Multiple opioid system involvement in the mediation of parasitic-infection induced analgesia

Abstract

Although parasite modification of host behaviour is well established, little is known about the mechanisms underlying such effects. The present study examined the relationships between subclinical infection with the enteric sporozon parasite, Eimeria vermiformis, nociceptive responses and endogenous opioid systems in male mice. Infected mice displayed significant analgesia which increased through the prepatent period [oocyst formation (pre-infective); days 1–7 post-infection (PI)], reached a maximum with the onset of patency (onset oocyst shedding and infectivity; days 7–8 PI) and declined during patency (oocyst shedding), with response latencies declining to basal levels with the cessation of oocyst production and infectivity (day 15 PI).

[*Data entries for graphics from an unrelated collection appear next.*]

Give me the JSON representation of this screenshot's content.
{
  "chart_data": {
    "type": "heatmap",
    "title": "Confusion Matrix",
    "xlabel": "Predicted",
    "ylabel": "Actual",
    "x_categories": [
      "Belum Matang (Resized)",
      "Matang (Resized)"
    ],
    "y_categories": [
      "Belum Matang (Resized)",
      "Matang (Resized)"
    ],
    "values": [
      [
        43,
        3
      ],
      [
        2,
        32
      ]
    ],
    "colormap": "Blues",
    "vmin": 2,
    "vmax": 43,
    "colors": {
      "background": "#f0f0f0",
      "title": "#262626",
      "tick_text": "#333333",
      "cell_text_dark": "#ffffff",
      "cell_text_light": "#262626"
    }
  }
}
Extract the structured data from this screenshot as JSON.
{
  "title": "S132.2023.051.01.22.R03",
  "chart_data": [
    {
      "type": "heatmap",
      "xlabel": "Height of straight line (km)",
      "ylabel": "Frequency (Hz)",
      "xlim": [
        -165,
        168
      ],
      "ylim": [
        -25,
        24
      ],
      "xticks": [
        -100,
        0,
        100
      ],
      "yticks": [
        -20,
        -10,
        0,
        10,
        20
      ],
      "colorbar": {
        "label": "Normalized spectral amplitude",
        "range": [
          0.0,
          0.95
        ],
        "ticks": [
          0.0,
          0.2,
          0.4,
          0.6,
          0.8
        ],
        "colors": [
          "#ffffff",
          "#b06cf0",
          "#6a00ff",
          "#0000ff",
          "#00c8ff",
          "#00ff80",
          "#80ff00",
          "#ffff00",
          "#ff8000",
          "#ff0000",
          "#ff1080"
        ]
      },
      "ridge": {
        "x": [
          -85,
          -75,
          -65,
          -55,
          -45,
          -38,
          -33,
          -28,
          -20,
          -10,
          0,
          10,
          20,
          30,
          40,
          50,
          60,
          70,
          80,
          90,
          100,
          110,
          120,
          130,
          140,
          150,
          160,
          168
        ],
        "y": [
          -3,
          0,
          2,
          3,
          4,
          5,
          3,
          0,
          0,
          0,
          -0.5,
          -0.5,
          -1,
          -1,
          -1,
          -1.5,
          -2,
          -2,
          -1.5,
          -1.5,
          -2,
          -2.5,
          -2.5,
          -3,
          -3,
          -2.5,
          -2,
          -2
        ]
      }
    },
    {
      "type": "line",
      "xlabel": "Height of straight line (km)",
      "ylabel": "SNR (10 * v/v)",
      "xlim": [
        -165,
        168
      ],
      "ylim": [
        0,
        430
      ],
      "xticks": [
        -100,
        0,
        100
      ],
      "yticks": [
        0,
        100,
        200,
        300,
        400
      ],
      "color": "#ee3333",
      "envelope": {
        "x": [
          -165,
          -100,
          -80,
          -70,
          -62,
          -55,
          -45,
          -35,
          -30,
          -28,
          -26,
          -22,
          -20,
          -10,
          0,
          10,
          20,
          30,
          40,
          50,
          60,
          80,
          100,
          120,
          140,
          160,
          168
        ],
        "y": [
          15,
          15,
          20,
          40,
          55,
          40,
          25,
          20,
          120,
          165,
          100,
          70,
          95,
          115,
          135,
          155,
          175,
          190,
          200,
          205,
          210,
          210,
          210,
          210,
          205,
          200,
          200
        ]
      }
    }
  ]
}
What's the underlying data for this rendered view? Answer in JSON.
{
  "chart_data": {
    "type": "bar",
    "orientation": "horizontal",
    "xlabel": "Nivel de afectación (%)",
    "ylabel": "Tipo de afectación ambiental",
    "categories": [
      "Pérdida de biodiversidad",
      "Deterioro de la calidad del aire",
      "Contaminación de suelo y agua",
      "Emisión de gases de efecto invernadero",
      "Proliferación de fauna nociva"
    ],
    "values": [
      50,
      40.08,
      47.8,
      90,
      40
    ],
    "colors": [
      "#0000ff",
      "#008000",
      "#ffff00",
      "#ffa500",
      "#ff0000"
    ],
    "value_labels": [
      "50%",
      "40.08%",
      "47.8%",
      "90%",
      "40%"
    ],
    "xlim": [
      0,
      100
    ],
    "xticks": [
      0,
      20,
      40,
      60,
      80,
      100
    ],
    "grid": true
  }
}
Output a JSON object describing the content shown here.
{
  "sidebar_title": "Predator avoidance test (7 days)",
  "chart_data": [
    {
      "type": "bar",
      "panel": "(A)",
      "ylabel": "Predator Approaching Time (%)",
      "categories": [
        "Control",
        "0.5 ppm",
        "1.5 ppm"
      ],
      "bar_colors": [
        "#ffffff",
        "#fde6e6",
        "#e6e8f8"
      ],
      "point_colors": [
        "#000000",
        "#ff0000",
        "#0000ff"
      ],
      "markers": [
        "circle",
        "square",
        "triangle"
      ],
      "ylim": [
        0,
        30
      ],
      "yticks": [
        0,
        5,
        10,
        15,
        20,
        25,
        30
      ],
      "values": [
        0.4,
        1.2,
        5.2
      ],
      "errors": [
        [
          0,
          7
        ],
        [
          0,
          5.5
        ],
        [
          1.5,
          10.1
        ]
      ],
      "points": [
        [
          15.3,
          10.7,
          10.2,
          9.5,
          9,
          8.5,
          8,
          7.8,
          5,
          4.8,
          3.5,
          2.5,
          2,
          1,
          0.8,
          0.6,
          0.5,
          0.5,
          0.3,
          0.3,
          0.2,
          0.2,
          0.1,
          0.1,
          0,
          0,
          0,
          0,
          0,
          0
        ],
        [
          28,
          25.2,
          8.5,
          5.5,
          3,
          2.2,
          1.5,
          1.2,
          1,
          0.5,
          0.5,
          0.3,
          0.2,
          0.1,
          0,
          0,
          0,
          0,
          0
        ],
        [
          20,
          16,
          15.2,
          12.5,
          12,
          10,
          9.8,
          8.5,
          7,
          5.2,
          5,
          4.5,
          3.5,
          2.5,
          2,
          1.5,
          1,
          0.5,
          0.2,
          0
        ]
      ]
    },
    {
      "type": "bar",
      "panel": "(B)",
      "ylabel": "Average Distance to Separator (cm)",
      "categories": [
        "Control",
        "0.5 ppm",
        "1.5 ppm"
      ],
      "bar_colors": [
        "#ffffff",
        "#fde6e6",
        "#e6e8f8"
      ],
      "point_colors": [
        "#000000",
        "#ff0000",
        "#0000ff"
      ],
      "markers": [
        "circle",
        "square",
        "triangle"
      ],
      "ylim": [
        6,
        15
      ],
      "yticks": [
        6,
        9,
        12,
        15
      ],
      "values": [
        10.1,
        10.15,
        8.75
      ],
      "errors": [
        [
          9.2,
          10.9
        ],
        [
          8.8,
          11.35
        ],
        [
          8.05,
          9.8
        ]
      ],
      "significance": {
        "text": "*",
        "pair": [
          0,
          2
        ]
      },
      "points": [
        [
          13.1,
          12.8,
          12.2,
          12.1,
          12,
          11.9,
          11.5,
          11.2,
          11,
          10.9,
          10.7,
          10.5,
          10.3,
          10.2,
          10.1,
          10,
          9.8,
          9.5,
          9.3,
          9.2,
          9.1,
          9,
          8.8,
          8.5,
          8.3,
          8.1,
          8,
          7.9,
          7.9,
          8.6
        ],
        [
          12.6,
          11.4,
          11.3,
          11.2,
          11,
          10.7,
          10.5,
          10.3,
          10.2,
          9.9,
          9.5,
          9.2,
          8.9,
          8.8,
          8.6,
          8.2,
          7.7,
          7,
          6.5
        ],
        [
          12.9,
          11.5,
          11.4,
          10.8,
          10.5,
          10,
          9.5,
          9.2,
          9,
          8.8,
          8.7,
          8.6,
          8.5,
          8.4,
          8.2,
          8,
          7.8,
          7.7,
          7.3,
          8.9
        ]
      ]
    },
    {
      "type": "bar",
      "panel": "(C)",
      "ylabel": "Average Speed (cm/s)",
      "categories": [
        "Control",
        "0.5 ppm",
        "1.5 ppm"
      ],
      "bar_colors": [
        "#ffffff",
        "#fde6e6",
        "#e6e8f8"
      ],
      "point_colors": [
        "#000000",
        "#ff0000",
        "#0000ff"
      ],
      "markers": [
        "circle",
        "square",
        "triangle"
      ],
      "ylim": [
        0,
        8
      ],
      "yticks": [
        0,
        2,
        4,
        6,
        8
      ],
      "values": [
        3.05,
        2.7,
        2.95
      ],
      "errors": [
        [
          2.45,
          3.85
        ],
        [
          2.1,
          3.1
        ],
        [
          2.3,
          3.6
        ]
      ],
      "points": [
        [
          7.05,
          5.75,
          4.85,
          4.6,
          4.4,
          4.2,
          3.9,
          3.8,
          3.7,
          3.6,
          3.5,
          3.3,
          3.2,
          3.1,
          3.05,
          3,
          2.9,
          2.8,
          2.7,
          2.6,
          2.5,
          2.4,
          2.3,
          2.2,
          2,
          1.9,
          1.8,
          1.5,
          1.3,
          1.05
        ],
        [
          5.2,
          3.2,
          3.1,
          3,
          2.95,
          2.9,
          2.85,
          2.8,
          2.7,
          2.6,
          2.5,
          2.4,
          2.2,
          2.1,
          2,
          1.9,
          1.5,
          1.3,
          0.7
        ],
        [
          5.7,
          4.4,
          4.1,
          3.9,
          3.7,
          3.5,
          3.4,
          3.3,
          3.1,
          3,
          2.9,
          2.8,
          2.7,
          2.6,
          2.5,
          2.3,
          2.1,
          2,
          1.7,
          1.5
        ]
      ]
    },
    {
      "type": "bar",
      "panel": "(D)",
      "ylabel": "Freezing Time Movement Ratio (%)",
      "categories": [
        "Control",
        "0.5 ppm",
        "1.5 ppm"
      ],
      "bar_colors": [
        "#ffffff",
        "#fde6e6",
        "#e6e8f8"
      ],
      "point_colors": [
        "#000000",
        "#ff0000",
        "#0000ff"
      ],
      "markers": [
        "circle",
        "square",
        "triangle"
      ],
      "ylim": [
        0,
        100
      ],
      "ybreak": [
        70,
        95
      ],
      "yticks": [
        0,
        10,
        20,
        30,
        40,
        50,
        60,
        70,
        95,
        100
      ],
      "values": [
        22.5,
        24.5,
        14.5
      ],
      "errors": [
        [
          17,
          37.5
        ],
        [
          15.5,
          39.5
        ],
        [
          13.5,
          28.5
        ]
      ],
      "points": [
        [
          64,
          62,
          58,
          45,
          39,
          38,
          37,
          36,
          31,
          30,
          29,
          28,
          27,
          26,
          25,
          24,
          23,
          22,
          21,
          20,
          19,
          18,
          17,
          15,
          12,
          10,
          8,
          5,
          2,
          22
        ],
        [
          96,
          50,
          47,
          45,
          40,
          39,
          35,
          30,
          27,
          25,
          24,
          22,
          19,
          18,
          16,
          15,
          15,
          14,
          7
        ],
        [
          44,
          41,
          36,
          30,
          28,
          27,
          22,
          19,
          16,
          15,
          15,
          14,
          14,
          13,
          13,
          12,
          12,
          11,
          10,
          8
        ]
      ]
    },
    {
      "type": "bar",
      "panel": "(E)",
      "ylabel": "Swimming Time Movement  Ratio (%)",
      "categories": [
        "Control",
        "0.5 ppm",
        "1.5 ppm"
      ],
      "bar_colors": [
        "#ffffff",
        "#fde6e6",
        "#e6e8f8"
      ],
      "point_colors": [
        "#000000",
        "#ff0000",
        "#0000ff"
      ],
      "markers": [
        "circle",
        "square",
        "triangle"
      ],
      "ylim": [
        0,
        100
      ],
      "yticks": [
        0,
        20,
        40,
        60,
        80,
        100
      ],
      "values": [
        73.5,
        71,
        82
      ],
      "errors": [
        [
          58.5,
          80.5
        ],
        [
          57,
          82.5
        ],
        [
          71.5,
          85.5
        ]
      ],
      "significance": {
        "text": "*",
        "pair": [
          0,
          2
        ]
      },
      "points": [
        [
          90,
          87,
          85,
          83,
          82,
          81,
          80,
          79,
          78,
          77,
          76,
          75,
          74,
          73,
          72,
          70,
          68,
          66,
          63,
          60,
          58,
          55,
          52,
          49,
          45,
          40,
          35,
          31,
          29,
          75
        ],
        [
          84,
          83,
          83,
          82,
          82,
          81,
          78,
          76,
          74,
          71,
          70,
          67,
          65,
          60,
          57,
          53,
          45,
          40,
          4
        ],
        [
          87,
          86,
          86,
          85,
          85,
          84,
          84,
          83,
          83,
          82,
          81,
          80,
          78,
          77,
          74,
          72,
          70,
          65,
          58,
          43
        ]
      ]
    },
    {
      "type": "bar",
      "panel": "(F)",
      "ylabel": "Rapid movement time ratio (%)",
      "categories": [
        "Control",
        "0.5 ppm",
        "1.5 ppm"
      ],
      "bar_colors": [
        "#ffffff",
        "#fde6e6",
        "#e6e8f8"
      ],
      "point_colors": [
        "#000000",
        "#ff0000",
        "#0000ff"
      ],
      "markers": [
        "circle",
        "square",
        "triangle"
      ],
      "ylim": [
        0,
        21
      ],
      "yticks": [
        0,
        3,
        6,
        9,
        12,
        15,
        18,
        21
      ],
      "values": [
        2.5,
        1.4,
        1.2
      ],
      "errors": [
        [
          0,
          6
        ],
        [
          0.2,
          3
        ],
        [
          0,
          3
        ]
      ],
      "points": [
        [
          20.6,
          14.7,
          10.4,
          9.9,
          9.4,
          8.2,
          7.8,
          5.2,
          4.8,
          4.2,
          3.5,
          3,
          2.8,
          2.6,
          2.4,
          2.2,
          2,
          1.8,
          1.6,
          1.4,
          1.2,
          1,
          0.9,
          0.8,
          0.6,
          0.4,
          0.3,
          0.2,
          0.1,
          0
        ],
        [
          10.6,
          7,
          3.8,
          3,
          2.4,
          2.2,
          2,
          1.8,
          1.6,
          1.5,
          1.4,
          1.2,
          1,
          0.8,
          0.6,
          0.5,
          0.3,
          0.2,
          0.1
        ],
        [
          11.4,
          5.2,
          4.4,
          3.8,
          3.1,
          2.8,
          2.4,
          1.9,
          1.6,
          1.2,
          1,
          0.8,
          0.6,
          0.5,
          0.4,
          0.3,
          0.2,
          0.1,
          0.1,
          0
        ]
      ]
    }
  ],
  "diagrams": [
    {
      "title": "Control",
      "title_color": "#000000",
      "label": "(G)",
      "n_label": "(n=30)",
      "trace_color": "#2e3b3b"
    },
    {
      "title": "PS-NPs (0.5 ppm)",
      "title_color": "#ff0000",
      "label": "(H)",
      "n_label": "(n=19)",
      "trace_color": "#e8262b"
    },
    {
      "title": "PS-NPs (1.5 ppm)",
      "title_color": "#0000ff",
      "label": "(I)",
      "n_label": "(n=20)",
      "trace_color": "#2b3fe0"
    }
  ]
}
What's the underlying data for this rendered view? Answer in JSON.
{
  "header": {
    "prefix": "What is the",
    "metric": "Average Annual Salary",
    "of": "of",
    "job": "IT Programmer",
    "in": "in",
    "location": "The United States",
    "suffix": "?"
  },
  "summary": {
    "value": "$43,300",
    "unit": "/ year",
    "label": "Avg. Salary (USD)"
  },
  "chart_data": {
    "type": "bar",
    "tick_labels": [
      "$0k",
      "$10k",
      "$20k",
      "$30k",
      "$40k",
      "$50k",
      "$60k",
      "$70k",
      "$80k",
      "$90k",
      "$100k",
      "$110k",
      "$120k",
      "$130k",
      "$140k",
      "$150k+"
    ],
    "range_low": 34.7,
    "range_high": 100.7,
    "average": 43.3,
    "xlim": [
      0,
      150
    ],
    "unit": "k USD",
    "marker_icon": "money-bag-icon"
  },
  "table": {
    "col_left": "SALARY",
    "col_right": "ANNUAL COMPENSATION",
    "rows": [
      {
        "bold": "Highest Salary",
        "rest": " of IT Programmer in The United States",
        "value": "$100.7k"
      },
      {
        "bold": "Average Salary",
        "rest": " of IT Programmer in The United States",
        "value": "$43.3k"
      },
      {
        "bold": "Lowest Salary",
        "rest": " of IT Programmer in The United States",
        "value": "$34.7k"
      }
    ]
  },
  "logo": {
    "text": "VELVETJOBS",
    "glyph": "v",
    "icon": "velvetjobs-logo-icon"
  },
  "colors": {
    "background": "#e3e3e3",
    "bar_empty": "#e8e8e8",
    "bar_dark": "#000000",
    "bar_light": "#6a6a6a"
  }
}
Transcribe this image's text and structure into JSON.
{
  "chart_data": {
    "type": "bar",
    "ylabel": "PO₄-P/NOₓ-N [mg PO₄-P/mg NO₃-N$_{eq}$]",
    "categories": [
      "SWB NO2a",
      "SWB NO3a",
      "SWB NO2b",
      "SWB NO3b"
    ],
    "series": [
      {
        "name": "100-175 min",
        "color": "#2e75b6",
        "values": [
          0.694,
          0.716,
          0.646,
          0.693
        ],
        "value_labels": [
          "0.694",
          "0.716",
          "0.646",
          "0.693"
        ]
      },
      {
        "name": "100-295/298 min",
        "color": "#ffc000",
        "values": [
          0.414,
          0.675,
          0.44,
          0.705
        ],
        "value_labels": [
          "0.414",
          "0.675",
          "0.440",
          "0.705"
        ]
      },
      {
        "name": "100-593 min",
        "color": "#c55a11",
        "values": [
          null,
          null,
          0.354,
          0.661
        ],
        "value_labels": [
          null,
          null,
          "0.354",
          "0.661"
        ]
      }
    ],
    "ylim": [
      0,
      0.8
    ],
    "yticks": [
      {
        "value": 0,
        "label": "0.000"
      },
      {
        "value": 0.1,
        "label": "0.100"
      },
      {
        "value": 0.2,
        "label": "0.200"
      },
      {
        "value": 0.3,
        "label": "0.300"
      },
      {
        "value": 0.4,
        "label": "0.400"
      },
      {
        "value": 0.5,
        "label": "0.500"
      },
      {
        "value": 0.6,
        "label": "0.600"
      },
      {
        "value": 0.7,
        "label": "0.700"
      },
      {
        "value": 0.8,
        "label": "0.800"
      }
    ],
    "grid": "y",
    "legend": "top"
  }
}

The increasing nociception during the prepatent period (day 4 PI) was associated with k opioid mechanisms, being reduced by the k antagonist, nor-binaltorphimine, and insensitive to either the σ antagonist, ICI 174,864, or the general, predominately μ antagonist, naloxone. Maximum analgesia (day 7 PI) associated with the onset of patency (infectivity) was sensitive to both the k and μ antagonists, but insensitive to the σ antagonist, while the declining analgesia during patency (day 10 PI) was reduced by the μ and σ antagonists, but was insensitive to the k antagonist. These results indicate that μ, σ and k opioid systems are involved in the mediation of su subclinical parasitic infection-induced analgesia and likely other associated parasite-induced modifications of host behaviour.